Sofyan Djalil pasti bukan orang pelosok rimba yang cuma berpendidikan SD dan tinggal di dalam gua bawah tanah tanpa apa-apa hingga saat ini. Artinya, sebagai salah seorang pejabat pemerintah RI pasca millennium ini, Sofyan seharusnya bisa menganalisa secara sekilas mengenai dampak negatif sosial-politik masyarakat (bukannya segelintir tapi lantas digebyah-uyahkan menjadi seluruh!) Indonesia akibat acara parodi politiknya Republik Mimpi.

Sayangnya, ketidakdewasaan sosial seorang Sofyan Djalil enggan bergumul dengan intelektualitas-rasionalitasnya sendiri. Dia sama sekali tidak menggunakan rasionalitas-nya secara optimal-mumpuni, juga tidak relevan dan signifikan (lagi-lagi meniru istilahnya Jarwo Kwat!) pasca reformasi ketika mencermati fenomena dan respon masyarakat luas (bukan secuil masyarakat lantas diklaim jadi mayoritas!) mengenai parodi politik dan Republik Mimpi.
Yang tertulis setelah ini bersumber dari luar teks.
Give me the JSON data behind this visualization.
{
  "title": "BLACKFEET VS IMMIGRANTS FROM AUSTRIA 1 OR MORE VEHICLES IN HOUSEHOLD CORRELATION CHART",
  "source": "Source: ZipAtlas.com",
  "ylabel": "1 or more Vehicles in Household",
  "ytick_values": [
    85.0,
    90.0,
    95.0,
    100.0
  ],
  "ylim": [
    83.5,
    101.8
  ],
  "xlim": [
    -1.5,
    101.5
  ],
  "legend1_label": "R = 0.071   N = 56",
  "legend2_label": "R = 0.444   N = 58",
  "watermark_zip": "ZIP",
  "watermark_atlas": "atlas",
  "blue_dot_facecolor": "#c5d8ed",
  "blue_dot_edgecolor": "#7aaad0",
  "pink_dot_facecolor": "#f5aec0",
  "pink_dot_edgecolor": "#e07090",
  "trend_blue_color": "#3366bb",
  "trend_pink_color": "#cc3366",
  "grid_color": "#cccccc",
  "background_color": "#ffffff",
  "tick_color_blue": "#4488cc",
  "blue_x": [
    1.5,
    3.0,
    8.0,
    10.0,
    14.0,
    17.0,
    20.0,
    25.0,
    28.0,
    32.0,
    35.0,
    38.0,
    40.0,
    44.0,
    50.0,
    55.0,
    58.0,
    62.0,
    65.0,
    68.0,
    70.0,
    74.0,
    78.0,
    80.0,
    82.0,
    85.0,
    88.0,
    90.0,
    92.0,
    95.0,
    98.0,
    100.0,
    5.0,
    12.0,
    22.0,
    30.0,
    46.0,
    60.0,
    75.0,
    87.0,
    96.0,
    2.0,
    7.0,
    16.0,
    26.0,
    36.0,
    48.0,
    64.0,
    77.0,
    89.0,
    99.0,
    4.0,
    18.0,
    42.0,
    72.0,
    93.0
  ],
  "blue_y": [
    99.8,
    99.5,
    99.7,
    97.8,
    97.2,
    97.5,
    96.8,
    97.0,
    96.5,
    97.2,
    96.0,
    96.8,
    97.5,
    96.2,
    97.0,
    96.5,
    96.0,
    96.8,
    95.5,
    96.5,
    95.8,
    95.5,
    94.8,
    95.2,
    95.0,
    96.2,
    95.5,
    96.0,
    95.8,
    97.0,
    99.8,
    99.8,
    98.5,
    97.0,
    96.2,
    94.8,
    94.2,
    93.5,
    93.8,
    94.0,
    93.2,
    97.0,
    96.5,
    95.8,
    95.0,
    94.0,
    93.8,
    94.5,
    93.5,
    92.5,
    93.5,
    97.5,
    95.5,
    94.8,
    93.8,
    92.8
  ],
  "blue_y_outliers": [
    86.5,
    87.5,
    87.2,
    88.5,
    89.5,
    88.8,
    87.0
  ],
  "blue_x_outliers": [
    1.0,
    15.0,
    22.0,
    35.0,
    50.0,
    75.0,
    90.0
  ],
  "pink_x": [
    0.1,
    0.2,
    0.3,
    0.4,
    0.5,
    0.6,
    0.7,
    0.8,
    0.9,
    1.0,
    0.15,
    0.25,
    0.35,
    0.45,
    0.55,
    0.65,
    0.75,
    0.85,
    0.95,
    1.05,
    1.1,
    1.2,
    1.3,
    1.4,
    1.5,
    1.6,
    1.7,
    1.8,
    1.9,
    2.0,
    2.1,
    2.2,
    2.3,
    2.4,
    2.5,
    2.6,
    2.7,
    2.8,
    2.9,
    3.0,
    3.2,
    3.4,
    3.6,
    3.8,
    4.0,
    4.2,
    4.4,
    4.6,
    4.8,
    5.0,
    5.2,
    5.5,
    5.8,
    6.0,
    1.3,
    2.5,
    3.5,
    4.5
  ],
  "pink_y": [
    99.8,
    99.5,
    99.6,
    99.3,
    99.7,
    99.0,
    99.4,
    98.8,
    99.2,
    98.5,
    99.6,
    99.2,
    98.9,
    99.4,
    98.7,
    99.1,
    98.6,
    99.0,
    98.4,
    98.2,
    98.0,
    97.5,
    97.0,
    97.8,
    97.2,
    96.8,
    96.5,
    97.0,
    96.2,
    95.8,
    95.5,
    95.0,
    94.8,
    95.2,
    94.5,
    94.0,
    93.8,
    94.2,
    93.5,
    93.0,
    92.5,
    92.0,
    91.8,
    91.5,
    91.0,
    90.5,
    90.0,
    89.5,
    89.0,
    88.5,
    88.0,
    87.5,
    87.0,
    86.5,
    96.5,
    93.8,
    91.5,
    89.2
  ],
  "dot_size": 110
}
Seharusnya Sofyan benar-benar sanggup menerka bahwa jumlah penonton Republik Mimpi bukan berarti sama banyaknya dengan penonton Empat Mata, tayangan hantu-hantu bergentayangan, dunia binatang, sinetron relijius, termasuk konsep dan sasaran masing-masing. Kemudian, mencoba membuat semacam polling pendapat mengenai tayangan Republik Mimpi tersebut di seluruh lapisan masyarakat, serta bagaimana pula tanggapan/kesukaan mereka terhadap tayangan tivi lainnya semisal Empat Mata.

Persoalan apakah masyarakat lebih membutuhkan parodi politik seperti Republik Mimpi ataukah perolokan katro seperti Empat Mata, saya pikir, tidak usah repot-repot dianalisa sampai berkeringat darah. Bukankah selama ini pun sudah jamak istilah hiburan/humor kelas jalanan, kelas kampungan, kelas jelata, kelas jelalatan, kelas gedongan, kelas intelektual, kelas majikan, kelas bawahan, dan hiburan-hiburan/humor-humor kelas lainnya?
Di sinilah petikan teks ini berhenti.